The Beco Gemini comes in a multitude of different patterns or plain styles, is machine washable and its streamlined design makes it look more sporty than the other carriers. You can wear your child on the front (facing in or out), on the back and on the side. There is also a headrest which can be worn up or snapped down. It has safety buckles which prevent accidental opening and a width alternating base that allows for you to carry your baby from 7-35 pounds.
I had a few problems with the Beco Gemini. Although the buckles are designed for safety, I found them very hard to get on and off. You have to press three buttons at one time to release the buckle. Add that to the fact that the buckle is fastened in the back and I found myself getting frustrated. All the carriers are hard to get on by yourself, and this one even more so.

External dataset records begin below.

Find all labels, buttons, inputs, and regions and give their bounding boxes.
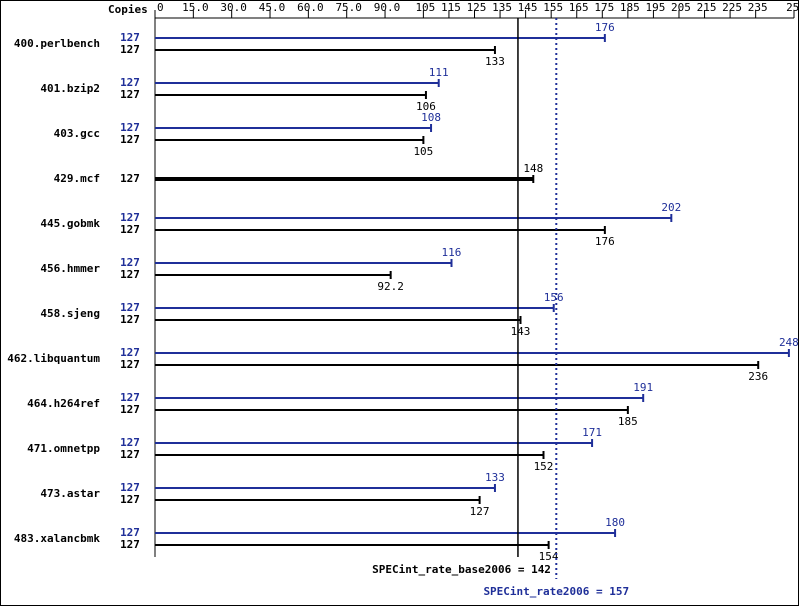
value-label: 143 — [511, 325, 531, 338]
x-tick-label: 235 — [748, 1, 768, 14]
category-label: 471.omnetpp — [27, 442, 100, 455]
x-tick-label: 215 — [697, 1, 717, 14]
category-label: 445.gobmk — [40, 217, 100, 230]
value-label: 106 — [416, 100, 436, 113]
x-tick-label: 115 — [441, 1, 461, 14]
value-label: 105 — [413, 145, 433, 158]
copies-label: 127 — [120, 481, 140, 494]
copies-label: 127 — [120, 346, 140, 359]
x-tick-label: 45.0 — [259, 1, 286, 14]
category-label: 400.perlbench — [14, 37, 100, 50]
category-label: 401.bzip2 — [40, 82, 100, 95]
value-label: 171 — [582, 426, 602, 439]
value-label: 127 — [470, 505, 490, 518]
reference-label: SPECint_rate2006 = 157 — [483, 585, 629, 598]
x-tick-label: 15.0 — [182, 1, 209, 14]
copies-label: 127 — [120, 403, 140, 416]
x-tick-label: 250 — [786, 1, 799, 14]
category-label: 458.sjeng — [40, 307, 100, 320]
value-label: 180 — [605, 516, 625, 529]
value-label: 116 — [442, 246, 462, 259]
copies-label: 127 — [120, 121, 140, 134]
value-label: 202 — [661, 201, 681, 214]
copies-label: 127 — [120, 133, 140, 146]
x-tick-label: 60.0 — [297, 1, 324, 14]
copies-label: 127 — [120, 391, 140, 404]
value-label: 191 — [633, 381, 653, 394]
value-label: 108 — [421, 111, 441, 124]
copies-label: 127 — [120, 526, 140, 539]
reference-label: SPECint_rate_base2006 = 142 — [372, 563, 551, 576]
copies-label: 127 — [120, 313, 140, 326]
category-label: 464.h264ref — [27, 397, 100, 410]
copies-label: 127 — [120, 301, 140, 314]
category-label: 456.hmmer — [40, 262, 100, 275]
x-tick-label: 165 — [569, 1, 589, 14]
category-label: 483.xalancbmk — [14, 532, 100, 545]
x-tick-label: 135 — [492, 1, 512, 14]
copies-label: 127 — [120, 31, 140, 44]
copies-label: 127 — [120, 268, 140, 281]
value-label: 176 — [595, 235, 615, 248]
value-label: 248 — [779, 336, 799, 349]
x-tick-label: 75.0 — [335, 1, 362, 14]
value-label: 176 — [595, 21, 615, 34]
value-label: 185 — [618, 415, 638, 428]
x-tick-label: 90.0 — [374, 1, 401, 14]
value-label: 154 — [539, 550, 559, 563]
value-label: 152 — [534, 460, 554, 473]
category-label: 429.mcf — [54, 172, 100, 185]
x-tick-label: 0 — [157, 1, 164, 14]
x-tick-label: 225 — [722, 1, 742, 14]
category-label: 473.astar — [40, 487, 100, 500]
value-label: 148 — [523, 162, 543, 175]
x-tick-label: 185 — [620, 1, 640, 14]
copies-label: 127 — [120, 88, 140, 101]
x-tick-label: 125 — [467, 1, 487, 14]
value-label: 156 — [544, 291, 564, 304]
copies-label: 127 — [120, 256, 140, 269]
copies-label: 127 — [120, 211, 140, 224]
copies-label: 127 — [120, 436, 140, 449]
value-label: 111 — [429, 66, 449, 79]
x-tick-label: 145 — [518, 1, 538, 14]
copies-label: 127 — [120, 43, 140, 56]
copies-label: 127 — [120, 448, 140, 461]
value-label: 133 — [485, 55, 505, 68]
x-tick-label: 105 — [415, 1, 435, 14]
x-tick-label: 195 — [645, 1, 665, 14]
x-tick-label: 175 — [594, 1, 614, 14]
copies-label: 127 — [120, 538, 140, 551]
category-label: 462.libquantum — [7, 352, 100, 365]
value-label: 133 — [485, 471, 505, 484]
x-tick-label: 205 — [671, 1, 691, 14]
x-tick-label: 155 — [543, 1, 563, 14]
value-label: 92.2 — [377, 280, 404, 293]
value-label: 236 — [748, 370, 768, 383]
copies-label: 127 — [120, 172, 140, 185]
x-axis-label: Copies — [108, 3, 148, 16]
category-label: 403.gcc — [54, 127, 100, 140]
copies-label: 127 — [120, 76, 140, 89]
copies-label: 127 — [120, 493, 140, 506]
copies-label: 127 — [120, 358, 140, 371]
copies-label: 127 — [120, 223, 140, 236]
x-tick-label: 30.0 — [220, 1, 247, 14]
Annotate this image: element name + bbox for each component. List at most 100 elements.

The LilleBaby carrier boosts an ergonomic design with a multitude of positions— front, back, and side with facing in and facing out options. They claim that their design supports proper baby leg positioning to aid in development of the hips, spine and pelvis. My version is 100% organic cotton and machine washable. There is adjustable neck and torso support with a taller body giving your baby added support. It also has lumbar support which prevents the waist of the carrier from sliding or cutting into your body.
It also has a head support which can be worn up or down but the LilleBaby Complete baby carrier effectively hides the hardware when it’s not in use as opposed to the Beco Gemini which lets it all hang out at all times. Another great feature is the removable sleeping hood which comes in handy to protect your baby from the sun and wind or to give him/her a little privacy and added head support if they fall asleep.
I really like the LilleBaby Complete Baby Carrier and found myself using it way more often than the Beco Gemini. The buckle is on the side and doesn’t have the extra safety button, so it’s easier to get off and on. Personally, I don’t find the extra safety feature on the Beco necessary. I liked all the little details that made the carrier more comfortable like the pad behind the buckle across your back and the hidden hardware under soft detailing. I also like the premium feel of the fabric and the more relaxed overall look of the carrier.
($105 to $115)
The Ergo baby carrier was what I used with my first child and I loved it. The one major drawback is that it is not suitable for an infant on it’s own and you must purchase an additional infant insert. The style is similar to the LilleBaby— it has a relaxed shape but does not look and feel quite as premium. It has extra padding, a wide waist band, is made of durable cotton canvas and distributes the weight perfectly. It can also be worn front, back or hip carry, facing in
or out (update: babies in the Ergo should never be worn facing out. Thank you, reader Allison). It features the sleeping hood and is machine washable.
The only other difference is that it does not have the head support option. But I still fully recommend the Ergo carrier, as so far I do not find myself using the head support option that often on the other two. I also recommend the Ergo for one major feature that I have no idea why it isn’t standard on all baby carriers. A front pocket. That pocket enables me to leave the house for a walk with only my keys, a credit card and a pacifier without having to worry about a bag.
I definitely recommend getting some type of baby carrier— I actually prefer to use them over a stroller. Especially now since my oldest can walk on her own. In my opinion, the LilleBaby is the best quality carrier but the Ergo has that dang pocket. Your call.